Küresel ölçekte birçok ilki başarmış patentli ürünler çıkararak ülkemizin ve mühendislerimizin gücünü ispatlayan ASELSAN, yeni başarılarıyla göğsümüzü kabartıyor. Geldiğimiz noktada ASELSAN, alt yüklenicileri ve paydaşlarıyla beraber envanterdeki ürünlerin seri üretimlerine devam ederken, güvenlik güçlerimize yeni sistemler kazandırmayı da sürdürüyor. Ayrıca elindeki teknolojileri çoklu kullanıma açarak enerji, sağlık, ulaştırma gibi alanlarda çözümler üretiyor. Bugün, bu yeni sistemlerden birinin de teslimini gerçekleştiriyoruz. Elektronik harpte bize çok büyük güç katacak Karakulak Yüksek Frekans Kestirme ve Dinleme Sistemi artık kullanıma hazırdır” diye konuştu.

“Bugün TSK'ya teslim ediyoruz”
ASELSAN tarafından geliştirilen ve bugün itibariyle Türk Silahlı Kuvvetlerinin (TSK) hizmetine giren yeni Karakulak Yüksek Frekans Kestirme ve Dinleme Sistemini video yöntemiyle tanıtan Erdoğan, “Hala TSK'nın envanterinde bulunan Korkut Alçak İrtifa Hava Savunma silah sisteminin yenilerini de bugün TSK'ya teslim ediyoruz. Korkut Alçak İrtifa Hava Savunmasını uçak ve helikopterlerinin yanı sıra havadan karaya füzeler, seyir füzeleri ve insansız hava araçları gibi hedeflere karşı da en etkili şekilde gerçekleştiriyor. Bu sistemde kullandığımız ATOM ismi verilen 35mm parçacıklı mühimmat ile ülkemiz dünyada az sayıda ülkenin sahip olduğu bir yeteneğe milli olarak sahip hale geldi” şeklinde konuştu.
“Yeni sistem, var olan Koral'a düşman unsurlarını algılama, karıştırma ve köreltme alanında daha üstün kabiliyetlere sahip olacak”
Korkut Alçak İrtifa Hava Savunma Silah Sisteminin videolu tanıtımını da gerçekleştiren Erdoğan, “Bir yandan da güvenlik güçlerimizin sahadaki ihtiyaçları doğrultusunda yeni nesil ürünleri geliştirmeye başlıyoruz. Gerçekleştirdiğimiz harekatlarda düşman radarlarının tespit edilmesi ve köreltilmesinde Koral Elektronik Harp Sistemimiz çok büyük rol oynadı. Bu sistemin daha gelişmiş versiyonu olan yeni nesil Koral projesini de bugün başlatıyoruz. Yeni sistem, var olan Koral'a düşman unsurlarını algılama, karıştırma ve köreltme alanında daha üstün kabiliyetlere sahip olacak” ifadelerini kullandı.

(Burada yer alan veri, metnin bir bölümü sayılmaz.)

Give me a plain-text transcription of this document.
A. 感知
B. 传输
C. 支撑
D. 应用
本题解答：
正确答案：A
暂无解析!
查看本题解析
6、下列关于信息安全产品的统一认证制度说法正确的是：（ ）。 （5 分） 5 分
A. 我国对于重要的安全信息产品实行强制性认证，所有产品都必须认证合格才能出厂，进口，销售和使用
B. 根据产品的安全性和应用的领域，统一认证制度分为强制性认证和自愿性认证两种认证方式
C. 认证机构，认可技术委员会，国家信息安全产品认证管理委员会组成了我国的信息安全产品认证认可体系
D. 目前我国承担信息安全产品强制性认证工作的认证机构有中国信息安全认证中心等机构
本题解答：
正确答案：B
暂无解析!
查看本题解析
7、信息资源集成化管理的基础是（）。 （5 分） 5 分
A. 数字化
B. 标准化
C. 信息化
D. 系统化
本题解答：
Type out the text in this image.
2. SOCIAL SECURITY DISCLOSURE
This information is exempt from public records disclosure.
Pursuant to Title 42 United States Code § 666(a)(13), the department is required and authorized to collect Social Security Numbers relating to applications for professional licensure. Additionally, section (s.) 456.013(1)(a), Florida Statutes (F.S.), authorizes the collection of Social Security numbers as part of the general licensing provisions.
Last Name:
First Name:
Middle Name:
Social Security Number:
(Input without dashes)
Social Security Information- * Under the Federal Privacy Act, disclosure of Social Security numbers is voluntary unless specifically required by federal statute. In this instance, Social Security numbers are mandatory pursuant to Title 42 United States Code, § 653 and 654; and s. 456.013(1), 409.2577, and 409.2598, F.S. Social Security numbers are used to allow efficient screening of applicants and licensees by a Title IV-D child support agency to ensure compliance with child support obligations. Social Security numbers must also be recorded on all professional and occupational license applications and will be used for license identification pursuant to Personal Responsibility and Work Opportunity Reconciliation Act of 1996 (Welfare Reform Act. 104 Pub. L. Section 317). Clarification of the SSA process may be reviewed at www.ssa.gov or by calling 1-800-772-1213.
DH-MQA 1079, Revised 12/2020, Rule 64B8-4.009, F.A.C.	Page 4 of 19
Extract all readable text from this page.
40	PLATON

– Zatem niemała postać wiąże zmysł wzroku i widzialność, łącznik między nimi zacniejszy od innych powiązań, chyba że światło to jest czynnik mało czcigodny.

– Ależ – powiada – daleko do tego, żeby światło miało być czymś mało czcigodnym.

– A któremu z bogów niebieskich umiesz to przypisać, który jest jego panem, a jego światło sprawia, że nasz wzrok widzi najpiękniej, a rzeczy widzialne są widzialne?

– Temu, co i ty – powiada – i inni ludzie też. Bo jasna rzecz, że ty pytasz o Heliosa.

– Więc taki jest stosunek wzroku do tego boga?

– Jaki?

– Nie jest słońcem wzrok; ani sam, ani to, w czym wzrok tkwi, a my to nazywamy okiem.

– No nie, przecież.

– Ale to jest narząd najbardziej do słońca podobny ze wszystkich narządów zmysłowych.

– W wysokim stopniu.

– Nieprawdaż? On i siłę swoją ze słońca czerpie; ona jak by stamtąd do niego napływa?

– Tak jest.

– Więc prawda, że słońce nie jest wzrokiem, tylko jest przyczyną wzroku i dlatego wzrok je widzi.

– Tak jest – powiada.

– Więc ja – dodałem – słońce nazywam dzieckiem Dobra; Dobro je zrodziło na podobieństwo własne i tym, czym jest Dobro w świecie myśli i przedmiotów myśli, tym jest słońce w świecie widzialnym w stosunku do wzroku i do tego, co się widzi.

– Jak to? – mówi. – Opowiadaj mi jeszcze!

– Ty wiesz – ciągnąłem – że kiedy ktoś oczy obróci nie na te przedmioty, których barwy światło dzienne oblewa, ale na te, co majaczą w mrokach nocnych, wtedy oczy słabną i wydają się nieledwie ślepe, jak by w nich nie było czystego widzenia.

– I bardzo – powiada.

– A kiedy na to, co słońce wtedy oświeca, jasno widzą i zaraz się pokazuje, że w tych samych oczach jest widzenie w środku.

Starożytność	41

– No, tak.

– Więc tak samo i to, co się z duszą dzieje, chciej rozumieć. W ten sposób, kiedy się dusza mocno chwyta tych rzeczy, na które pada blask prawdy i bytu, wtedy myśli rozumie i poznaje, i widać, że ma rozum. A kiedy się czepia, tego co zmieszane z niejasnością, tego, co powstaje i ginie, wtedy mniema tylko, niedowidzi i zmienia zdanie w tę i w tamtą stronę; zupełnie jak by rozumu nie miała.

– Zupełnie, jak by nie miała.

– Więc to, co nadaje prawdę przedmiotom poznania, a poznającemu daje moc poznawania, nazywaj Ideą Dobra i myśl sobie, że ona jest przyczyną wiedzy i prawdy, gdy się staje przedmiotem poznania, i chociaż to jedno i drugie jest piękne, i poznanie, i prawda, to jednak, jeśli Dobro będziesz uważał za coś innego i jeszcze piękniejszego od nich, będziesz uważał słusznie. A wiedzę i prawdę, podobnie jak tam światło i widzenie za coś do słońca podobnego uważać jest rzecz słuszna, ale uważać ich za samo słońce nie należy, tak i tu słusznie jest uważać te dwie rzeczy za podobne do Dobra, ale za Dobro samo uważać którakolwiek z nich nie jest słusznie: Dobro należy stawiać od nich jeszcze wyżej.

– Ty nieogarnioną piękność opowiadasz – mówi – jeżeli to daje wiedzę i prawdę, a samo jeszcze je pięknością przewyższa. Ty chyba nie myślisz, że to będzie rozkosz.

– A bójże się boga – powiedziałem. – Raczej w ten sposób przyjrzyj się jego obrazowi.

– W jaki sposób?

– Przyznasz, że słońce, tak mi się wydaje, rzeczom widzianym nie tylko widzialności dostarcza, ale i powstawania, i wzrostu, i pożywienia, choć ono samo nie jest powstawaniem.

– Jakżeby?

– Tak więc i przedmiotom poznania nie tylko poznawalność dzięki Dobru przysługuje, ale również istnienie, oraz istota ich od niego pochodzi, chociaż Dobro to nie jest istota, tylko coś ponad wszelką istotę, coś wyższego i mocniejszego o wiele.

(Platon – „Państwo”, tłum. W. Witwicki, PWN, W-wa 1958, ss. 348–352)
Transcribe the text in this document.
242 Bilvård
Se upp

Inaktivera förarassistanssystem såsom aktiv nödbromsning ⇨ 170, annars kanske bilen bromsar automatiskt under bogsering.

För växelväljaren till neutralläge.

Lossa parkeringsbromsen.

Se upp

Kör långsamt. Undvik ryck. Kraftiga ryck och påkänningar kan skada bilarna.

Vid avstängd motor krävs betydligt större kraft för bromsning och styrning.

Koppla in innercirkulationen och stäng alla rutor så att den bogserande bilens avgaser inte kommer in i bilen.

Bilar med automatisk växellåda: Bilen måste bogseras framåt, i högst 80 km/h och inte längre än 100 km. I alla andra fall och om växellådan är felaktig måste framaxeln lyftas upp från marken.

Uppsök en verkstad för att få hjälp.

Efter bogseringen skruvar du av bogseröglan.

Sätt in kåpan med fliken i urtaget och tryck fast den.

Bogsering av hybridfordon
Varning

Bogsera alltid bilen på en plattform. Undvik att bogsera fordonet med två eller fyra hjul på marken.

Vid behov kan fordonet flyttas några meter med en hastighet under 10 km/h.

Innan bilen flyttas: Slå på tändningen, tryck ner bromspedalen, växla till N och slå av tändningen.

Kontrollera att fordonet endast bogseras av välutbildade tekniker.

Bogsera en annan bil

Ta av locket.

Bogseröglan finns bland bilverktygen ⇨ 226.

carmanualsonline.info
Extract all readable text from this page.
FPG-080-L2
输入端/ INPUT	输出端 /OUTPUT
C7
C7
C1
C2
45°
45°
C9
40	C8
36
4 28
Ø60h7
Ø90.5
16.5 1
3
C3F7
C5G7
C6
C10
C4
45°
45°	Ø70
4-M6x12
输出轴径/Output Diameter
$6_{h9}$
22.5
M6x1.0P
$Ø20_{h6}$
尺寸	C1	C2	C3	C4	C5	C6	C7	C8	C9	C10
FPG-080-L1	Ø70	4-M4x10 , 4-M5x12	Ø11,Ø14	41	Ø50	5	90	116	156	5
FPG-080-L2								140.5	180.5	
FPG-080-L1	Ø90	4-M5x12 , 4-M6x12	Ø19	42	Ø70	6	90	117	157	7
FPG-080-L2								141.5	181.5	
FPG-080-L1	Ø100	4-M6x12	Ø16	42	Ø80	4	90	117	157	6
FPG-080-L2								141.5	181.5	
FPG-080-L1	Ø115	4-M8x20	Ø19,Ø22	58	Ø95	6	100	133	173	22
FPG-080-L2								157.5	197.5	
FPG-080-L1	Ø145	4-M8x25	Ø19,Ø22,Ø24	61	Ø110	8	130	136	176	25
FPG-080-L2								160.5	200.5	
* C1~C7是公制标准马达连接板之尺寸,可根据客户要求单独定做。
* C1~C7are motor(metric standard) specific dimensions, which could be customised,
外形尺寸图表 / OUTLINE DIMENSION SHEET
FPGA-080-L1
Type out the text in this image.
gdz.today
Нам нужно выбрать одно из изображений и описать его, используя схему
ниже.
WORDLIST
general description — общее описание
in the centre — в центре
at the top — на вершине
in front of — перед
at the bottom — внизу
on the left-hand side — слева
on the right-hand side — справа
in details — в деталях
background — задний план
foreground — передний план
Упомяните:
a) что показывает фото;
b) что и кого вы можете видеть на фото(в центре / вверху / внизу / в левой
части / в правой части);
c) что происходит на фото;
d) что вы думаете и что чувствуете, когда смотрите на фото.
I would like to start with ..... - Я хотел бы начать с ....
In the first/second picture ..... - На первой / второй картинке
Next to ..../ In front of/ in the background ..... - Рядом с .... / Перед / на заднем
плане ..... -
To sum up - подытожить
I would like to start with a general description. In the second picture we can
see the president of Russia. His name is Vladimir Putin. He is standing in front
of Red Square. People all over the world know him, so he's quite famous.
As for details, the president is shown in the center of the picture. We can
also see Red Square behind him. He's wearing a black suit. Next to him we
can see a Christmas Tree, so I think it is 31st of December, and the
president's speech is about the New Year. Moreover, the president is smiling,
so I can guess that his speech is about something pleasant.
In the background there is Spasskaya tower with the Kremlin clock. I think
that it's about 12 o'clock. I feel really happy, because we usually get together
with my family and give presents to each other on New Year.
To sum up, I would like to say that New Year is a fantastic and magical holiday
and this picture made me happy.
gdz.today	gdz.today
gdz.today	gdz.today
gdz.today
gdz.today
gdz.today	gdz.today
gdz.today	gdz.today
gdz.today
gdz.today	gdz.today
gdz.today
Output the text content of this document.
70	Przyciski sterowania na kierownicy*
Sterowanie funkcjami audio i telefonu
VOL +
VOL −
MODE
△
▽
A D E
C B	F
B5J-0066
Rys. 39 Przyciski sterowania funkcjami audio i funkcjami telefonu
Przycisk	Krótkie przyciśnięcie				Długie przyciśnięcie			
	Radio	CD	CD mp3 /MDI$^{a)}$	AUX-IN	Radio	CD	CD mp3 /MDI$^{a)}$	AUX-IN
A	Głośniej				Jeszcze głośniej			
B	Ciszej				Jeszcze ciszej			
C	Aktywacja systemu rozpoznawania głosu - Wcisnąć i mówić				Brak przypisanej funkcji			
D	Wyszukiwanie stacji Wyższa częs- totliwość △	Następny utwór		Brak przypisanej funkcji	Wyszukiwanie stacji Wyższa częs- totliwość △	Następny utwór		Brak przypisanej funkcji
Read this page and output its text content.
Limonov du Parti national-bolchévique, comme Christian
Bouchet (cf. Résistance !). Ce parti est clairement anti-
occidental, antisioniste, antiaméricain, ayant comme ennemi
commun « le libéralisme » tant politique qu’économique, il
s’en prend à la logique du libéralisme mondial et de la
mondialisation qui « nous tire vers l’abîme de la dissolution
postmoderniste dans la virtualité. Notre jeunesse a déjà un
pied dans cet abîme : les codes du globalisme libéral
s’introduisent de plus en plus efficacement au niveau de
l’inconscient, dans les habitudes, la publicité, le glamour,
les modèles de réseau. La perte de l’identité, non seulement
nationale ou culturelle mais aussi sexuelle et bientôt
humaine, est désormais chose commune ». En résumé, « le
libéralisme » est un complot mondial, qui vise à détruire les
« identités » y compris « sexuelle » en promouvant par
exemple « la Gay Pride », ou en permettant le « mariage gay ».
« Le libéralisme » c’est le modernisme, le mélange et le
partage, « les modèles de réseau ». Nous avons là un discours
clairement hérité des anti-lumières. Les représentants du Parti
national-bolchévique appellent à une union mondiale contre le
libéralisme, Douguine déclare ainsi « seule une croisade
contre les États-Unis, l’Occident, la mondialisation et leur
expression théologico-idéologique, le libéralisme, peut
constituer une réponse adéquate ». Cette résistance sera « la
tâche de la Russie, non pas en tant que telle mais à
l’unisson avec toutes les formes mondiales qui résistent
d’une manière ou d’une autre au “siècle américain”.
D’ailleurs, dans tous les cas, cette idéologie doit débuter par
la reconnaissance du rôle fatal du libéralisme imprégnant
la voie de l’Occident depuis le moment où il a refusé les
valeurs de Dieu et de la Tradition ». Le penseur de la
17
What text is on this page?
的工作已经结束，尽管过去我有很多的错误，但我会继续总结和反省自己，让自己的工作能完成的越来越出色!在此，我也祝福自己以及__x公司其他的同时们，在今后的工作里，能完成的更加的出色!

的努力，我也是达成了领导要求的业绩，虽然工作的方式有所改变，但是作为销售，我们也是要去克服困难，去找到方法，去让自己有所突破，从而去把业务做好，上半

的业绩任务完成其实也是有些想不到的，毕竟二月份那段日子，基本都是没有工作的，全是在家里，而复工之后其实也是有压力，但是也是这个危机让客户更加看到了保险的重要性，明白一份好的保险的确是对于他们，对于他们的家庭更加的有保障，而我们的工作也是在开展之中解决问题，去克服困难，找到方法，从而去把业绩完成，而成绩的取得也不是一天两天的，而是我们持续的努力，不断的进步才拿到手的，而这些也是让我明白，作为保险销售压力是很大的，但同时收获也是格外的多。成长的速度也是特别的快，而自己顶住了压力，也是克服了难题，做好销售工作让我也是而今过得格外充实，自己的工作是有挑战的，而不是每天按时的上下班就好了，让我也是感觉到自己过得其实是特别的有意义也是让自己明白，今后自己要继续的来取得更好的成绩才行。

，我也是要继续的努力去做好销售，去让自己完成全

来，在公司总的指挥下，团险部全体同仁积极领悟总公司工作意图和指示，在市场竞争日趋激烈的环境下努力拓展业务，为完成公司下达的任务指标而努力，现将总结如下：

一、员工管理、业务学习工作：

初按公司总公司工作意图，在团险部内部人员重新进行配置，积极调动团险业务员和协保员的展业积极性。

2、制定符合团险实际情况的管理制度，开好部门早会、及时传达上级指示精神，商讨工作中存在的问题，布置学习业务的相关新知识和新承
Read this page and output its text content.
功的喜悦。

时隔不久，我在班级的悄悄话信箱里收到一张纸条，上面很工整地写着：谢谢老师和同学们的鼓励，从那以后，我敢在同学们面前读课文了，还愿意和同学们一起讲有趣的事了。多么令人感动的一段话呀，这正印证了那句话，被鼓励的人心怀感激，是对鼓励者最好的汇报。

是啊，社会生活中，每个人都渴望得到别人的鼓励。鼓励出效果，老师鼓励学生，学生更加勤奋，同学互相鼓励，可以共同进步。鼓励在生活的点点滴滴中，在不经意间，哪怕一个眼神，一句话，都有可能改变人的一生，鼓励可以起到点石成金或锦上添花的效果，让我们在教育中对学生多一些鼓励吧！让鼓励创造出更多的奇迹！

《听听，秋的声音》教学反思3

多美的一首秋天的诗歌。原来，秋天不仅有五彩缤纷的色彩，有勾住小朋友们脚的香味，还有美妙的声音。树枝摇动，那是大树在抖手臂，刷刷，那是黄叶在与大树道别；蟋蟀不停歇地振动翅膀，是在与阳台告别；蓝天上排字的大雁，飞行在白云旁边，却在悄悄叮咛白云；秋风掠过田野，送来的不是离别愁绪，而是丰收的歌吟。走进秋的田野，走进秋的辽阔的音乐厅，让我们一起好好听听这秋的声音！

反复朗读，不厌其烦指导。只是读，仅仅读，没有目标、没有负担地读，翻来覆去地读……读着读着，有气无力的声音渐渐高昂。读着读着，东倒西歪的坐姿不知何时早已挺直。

“Bir müjde de ROKETSAN'dan verelim”
Cumhurbaşkanı Recep Tayyip Erdoğan, Yeni Nesil Koral'ın tanıtımının ardından, 26-29 Ekim tarihlerinde ROKETSAN'ın gerçekleştirdiği başarıya dikkat çeken Erdoğan, “Başlattığımız yeni proje ve teslimini yaptığımız sistemlerin projelendirilmesi, geliştirilmesi ve üretimi için savunma sanayi başkanlığımızı ve ASELSAN'ı bir kez daha tebrik ediyorum. Bir müjde de ROKETSAN'dan verelim. Geçtiğimiz 30 Ağustos Zafer Bayramı'nda ROKETSAN'a gerçekleştirdiğimiz ziyarette şanlı bayrağımızı daha da yukarılara taşıdığımızı ve artık uzay liginde olduğumuzu söylemiştik. Uzayın karanlığını, milli teknolojimiz ve mühendislik kabiliyetimizle 29 Ekim Cumhuriyet Bayramı'nda bir kez daha aydınlattığımızın müjdesini de buradan paylaşmak istiyorum. Tamamen yerli ve milli mühendislik kabiliyetlerimizle yaptığımız uydu fırlatma testleri başarıyla tamamlandı. Bu testlerde 4 kere daha uzaya ulaştık. Cumhuriyet bayramımızda yaşadığımız bu gururla 2023 vizyonumuz çerçevesinde önemli bir dönüm noktasını da geride bıraktık” dedi.
“Elimizdeki sınırlı kaynağı, kendi savunma sanayimizi geliştirmek ve güçlendirmek için kullanmak birinci önceliğimizdir”
Her alanda yeni başarılara imza atmaya devam edileceğinin vurgusunu yapan Cumhurbaşkanı Erdoğan, “Kahraman askerlerimiz, sahada canları pahasına mücadele ederken onlara vereceğimiz en büyük destek savunma sanayiimizi daha ileriye taşımak olacaktır. Savunma sanayiinde, daha planlı daha sistematik ve orta, uzun vadeli hareket etmemiz gereken bir döneme girdik. Kendi üretebileceğimiz ürünlerin yurtdışından tedarik edilmesine asla tahammülümüz yoktur. Elimizdeki sınırlı kaynağı, kendi savunma sanayimizi geliştirmek ve güçlendirmek için kullanmak birinci önceliğimizdir.
Bu konuda vakıf şirketlerimizin yanı sıra sektörümüzden de azami gayret bekliyorum. Dünyada savunma sanayii diğer tüm teknolojilerin gelişmesinde lokomotif role sahiptir. Bu alanda yapacağımız her yatırımın ülke kalkınmasına çok büyük katkıları olacağını unutmamalıyız. Eğer bugün ciddi bir cari açığımız varsa, bu cari açığımızı minimize etmede savunma sanayiinin yeri asla inkar edilemez. Savunma sanayindeki kritik teknolojilerin kazanımı için rollerin belirlenmesi, mevcut kabiliyetlerin doğru yönetilmesi, yatırımların planlanması ve kapasitenin etkin kullanımı gerekiyor. İnşallah, savunma sanayiinde kurumlarımız arasındaki işbirliğini daha da geliştirerek hedeflerimize en kısa sürede ulaşacağız” şeklinde konuştu.
Savunma Sanayii sektörüne her türlü desteğin verileceğini yineleyen Cumhurbaşkanı Erdoğan, merkezlerin yetkinlik haritası ve şirketlerin kapasite yöntemi konusunda çok daha güçlü bir koordinasyona ihtiyaç duyulduğunu belirtti.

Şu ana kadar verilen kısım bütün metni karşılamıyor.